This is a new guideline from NICE which advises on when to use antibiotics in patients with tonsillitis or sore throat. If you already use a scoring system to help you decide when to prescribe it doesn't change a lot. Take home points: use a scoring system (FeverPAIN or Centor) and prescribe penicillin 500mg QDS or 1g BD for 5 - 10d.
There is a fantastic 2 page, stick it on your wall guide from NICE which summarises it all nicely.
Useful background information on sore throats and antibiotics
- About 20% of cases are bacterial and most of those are Group A beta-haemolytic strep (GABHS).
- Complications are rare (eg NNT = 200 to prevent 1 case of otitis media).
- Most people are better within a week, whether it is bacterial or viral.
- Antibiotics on average shorten the illness by about 16 hrs over 7d.
Use one of these scoring tests to help you decide whether to prescribe antibiotics. At present there is no clear indication which is better in a GP population in the UK, so using either is OK. I'll give a bit of information about each as it may help you decide which works better for you.
FeverPAIN - score 1 each for:
- Attends within 3d.
- Severely inflamed tonsils.
- No cough or coryza.
A score of 4 or 5 gives a 62 - 65% positive predictive value. Adding in a swab in addition to using FeverPAIN has no clear advantage in reducing antibiotic prescribing. It was developed in a UK primary care setting, but hasn't been externally validated (hence the caution regarding advising using this test over Centor).
Centor - score 1 each for:
- Tonsillar exudate.
- Tender anterior cervical lymph nodes.
- History of fever (> 38 deg).
- No cough.
A score of 3/4 gives a positive predictive value of 32 - 56%. It was developed in a US ED setting in adults.
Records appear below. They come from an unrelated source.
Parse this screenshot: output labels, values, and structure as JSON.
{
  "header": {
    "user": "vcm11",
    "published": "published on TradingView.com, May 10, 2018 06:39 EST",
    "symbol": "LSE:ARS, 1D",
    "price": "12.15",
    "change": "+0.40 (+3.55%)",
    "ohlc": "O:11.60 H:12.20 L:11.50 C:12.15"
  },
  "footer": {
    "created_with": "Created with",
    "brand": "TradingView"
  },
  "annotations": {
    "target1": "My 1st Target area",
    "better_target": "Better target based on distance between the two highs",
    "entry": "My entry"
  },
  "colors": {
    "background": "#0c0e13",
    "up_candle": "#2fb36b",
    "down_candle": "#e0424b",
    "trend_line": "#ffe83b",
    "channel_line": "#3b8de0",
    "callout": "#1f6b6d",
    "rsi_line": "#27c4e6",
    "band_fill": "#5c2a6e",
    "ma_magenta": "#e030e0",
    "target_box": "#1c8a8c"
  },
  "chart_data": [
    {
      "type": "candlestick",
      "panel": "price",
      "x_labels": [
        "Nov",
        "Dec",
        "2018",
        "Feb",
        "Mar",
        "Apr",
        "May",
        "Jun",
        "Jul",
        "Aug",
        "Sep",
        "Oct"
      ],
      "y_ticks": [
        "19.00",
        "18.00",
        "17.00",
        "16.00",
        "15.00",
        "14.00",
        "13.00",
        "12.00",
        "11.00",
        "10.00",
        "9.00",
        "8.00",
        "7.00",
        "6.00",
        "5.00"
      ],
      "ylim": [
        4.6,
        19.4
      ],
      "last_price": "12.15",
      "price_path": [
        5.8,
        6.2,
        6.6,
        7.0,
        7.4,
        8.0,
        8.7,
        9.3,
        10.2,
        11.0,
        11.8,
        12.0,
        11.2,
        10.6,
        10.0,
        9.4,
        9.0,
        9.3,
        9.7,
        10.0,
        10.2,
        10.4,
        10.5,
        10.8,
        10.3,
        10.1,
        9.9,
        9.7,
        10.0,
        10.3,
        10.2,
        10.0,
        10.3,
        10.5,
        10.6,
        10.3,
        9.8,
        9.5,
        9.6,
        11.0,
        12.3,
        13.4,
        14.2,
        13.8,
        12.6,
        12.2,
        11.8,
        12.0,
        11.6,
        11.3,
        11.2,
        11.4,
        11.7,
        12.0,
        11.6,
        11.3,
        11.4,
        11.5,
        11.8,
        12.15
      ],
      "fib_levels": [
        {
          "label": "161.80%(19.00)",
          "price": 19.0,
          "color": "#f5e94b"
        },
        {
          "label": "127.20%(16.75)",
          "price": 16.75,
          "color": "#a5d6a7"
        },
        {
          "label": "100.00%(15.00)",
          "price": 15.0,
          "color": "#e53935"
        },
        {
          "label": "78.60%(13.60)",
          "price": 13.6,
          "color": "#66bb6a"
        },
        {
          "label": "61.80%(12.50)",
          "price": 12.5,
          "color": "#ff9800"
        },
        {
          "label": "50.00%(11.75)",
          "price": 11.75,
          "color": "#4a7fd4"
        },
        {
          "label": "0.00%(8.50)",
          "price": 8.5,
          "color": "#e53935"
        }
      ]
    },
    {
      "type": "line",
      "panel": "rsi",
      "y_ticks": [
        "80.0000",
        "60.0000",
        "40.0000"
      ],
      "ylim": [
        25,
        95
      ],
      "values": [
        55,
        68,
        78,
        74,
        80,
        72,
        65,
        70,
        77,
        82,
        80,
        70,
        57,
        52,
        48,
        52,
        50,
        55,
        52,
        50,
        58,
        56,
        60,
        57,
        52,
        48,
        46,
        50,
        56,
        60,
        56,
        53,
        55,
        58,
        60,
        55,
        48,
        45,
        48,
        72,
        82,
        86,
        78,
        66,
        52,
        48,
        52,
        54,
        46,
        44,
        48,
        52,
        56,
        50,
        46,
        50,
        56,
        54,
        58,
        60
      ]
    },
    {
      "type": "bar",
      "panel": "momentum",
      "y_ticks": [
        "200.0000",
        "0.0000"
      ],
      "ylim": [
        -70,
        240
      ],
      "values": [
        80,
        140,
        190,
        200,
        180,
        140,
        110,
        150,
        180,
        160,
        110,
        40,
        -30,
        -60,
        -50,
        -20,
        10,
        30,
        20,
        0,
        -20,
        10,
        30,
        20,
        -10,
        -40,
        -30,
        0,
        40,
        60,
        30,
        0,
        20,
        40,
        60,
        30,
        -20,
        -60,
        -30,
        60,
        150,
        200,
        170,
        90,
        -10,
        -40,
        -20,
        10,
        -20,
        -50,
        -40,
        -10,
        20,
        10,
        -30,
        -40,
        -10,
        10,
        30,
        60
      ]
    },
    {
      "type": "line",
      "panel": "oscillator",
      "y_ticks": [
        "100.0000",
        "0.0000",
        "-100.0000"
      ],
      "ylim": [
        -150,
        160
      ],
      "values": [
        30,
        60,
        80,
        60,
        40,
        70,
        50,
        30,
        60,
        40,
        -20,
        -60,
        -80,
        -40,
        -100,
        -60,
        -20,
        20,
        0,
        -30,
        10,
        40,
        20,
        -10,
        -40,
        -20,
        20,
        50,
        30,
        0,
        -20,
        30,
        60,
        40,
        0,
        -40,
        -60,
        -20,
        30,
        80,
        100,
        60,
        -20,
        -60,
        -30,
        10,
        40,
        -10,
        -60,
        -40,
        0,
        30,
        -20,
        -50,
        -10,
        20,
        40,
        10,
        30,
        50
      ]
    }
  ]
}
Advice to give patients about sore throat and tonsillitis
- Need reassessing if they worsen rapidly or significantly or get systemically very unwell.
- Use paracetamol +/- ibuprofen (NB aspirin and diclofenac work just as well, but with more side-effects).
- Adequate fluid intake.
- Medicated lozenges in adults may decrease pain a bit (eg ones with local anaesthetic, NSAID or antiseptic).
- There is no evidence on the use of non-medicated lozenges, mouthwashes and local anaesthetic sprays.
Who to treat and how
- FeverPAIN 0/1 or Centor 0/1/2 - no antibiotics.
- FeverPAIN 2/3 - Consider no antibiotic or a back-up antibiotic script. NB - there is evidence from some RCTs, that in this group, giving a back-up script or no antibiotics makes no difference either to duration of the illness nor to symptom severity. However other RCTs suggest there can be a benefit. None of the studies showed a difference in complication rates.
- FeverPAIN 4/5 or Centor 3/4 - Consider an immediate antibiotic, or a back-up antibiotic (the latter especially if symptoms are mild and improving).
- In patients who are very unwell, or who are at risk of complications, or who have complications, then give an immediate antibiotic script.
Back-up antibiotic scripts should be used after 3 - 5d if the patient is not improving, or if they worsen rapidly of significantly (in which case they should also be seeking review).
What antibiotics should you prescribe?
- Penicillin 500mg QDS or 1g BD for 5 - 10d.
1g BD has been found in some studies to be as effective as 500mg QDS, if the patient is GABHS +. It may improve adherence.
5d has been suggested as there is no difference in relapse or recurrence compared to a 10d course. However there is a lower microbiological cure, so they advise 10d if the patient has recurrent symptoms.
- 2nd line treatment is clarithromycin for 5d, or erythromycin (250 - 500mg QDS or 500 - 1000mg BD) for 5d.
Obviously doses will be different for kids.